With streaming products (e.g., Apache S4, IBM InfoSphere streams, etc) going live and getting more popular in various real-time data management areas such as telecommunication, banking, transportation, smart grid etc, the research efforts of stream Knowledge discovery (KD) and data mining (DM) are going into more and more applications. With the right platform, it is important and useful to share the various results in stream mining for the community, and outline new challenges as being identified. Specifically, it will be interesting for the big data community to get a flavor of the cutting edge research in data streams and big data, its usefulness in real life applications, and the new challenges that are yet to be met. It will be a wonderful opportunity for the tutors to share their knowledge and experience with data mining, as well as for the big data community to get in touch with this rapidly growing field of stream mining research.
Speaker for Tutorial 2: Latifur Khan (University of Texas at Dallas)

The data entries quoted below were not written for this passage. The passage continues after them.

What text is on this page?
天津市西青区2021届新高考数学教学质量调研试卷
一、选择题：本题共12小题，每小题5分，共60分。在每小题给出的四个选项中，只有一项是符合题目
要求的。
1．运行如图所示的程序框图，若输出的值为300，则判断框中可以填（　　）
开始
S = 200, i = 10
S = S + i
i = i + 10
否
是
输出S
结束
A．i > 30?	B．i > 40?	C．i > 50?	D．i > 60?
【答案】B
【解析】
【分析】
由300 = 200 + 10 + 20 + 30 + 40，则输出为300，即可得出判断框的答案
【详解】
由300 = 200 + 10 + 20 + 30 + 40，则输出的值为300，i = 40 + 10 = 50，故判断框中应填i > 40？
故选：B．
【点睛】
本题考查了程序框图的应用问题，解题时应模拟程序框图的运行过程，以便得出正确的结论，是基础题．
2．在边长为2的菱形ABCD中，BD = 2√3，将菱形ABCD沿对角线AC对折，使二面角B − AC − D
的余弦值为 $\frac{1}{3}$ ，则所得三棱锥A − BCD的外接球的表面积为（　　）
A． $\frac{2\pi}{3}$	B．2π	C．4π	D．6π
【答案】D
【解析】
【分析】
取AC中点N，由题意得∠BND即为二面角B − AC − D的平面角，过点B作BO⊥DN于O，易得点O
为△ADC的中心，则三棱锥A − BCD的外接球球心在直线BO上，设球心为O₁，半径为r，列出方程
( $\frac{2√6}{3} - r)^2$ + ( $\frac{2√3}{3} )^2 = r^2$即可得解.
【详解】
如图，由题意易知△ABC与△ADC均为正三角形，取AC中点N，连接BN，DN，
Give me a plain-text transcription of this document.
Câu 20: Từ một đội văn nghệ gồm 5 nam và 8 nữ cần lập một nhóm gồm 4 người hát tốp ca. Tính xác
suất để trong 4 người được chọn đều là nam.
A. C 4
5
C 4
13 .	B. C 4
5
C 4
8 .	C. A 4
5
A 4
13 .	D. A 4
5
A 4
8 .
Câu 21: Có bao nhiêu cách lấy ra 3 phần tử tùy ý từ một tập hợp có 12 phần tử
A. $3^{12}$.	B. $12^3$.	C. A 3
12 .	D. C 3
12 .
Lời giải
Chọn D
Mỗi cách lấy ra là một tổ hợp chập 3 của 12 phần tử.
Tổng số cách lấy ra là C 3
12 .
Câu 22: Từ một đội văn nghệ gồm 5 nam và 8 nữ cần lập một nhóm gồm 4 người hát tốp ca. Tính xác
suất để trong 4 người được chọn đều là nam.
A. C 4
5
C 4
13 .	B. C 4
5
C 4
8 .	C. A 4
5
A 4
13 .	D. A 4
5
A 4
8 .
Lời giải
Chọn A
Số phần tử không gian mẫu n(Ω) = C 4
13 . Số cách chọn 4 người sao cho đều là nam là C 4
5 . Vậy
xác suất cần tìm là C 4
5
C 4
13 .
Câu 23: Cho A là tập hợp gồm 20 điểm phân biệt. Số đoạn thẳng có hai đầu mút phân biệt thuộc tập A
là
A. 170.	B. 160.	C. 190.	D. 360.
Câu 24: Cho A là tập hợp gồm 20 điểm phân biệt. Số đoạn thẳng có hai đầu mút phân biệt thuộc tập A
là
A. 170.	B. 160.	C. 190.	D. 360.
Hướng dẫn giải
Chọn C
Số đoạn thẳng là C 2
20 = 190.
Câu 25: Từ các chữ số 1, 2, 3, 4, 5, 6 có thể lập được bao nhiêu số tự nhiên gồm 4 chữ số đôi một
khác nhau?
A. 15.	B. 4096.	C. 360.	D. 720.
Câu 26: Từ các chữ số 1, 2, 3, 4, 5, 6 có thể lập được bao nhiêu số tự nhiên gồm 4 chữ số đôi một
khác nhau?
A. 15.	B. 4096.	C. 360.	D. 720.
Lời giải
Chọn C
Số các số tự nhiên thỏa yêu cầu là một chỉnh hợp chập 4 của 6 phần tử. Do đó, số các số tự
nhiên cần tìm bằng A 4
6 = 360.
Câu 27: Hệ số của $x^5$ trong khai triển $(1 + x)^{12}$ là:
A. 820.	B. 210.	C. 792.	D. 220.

Latifur R. Khan is currently a full professor (tenured) in the Computer Science department at the University of Texas at Dallas (UTD), where he has been teaching and conducting research since September 2000. He received his Ph.D. degree in Computer Science from the University of Southern California (USC), USA in August of 2000. Dr. Khan's research areas cover big data management and analytics, data mining, multimedia information management, and semantic web. He has published more than 170 papers including more than 40 journal papers. He is an ACM Distinguished Scientist and a Senior Member of IEEE. He has chaired several conferences and serves (or has served) as associate editor on multiple editorial boards including IEEE Transactions on Knowledge and Data Engineering (TKDE) journal. He has conducted tutorial sessions in prominent conferences such as ACM WWW 2005, MIS2005, DASFAA 2007, WI 2008 and PAKDD 2011.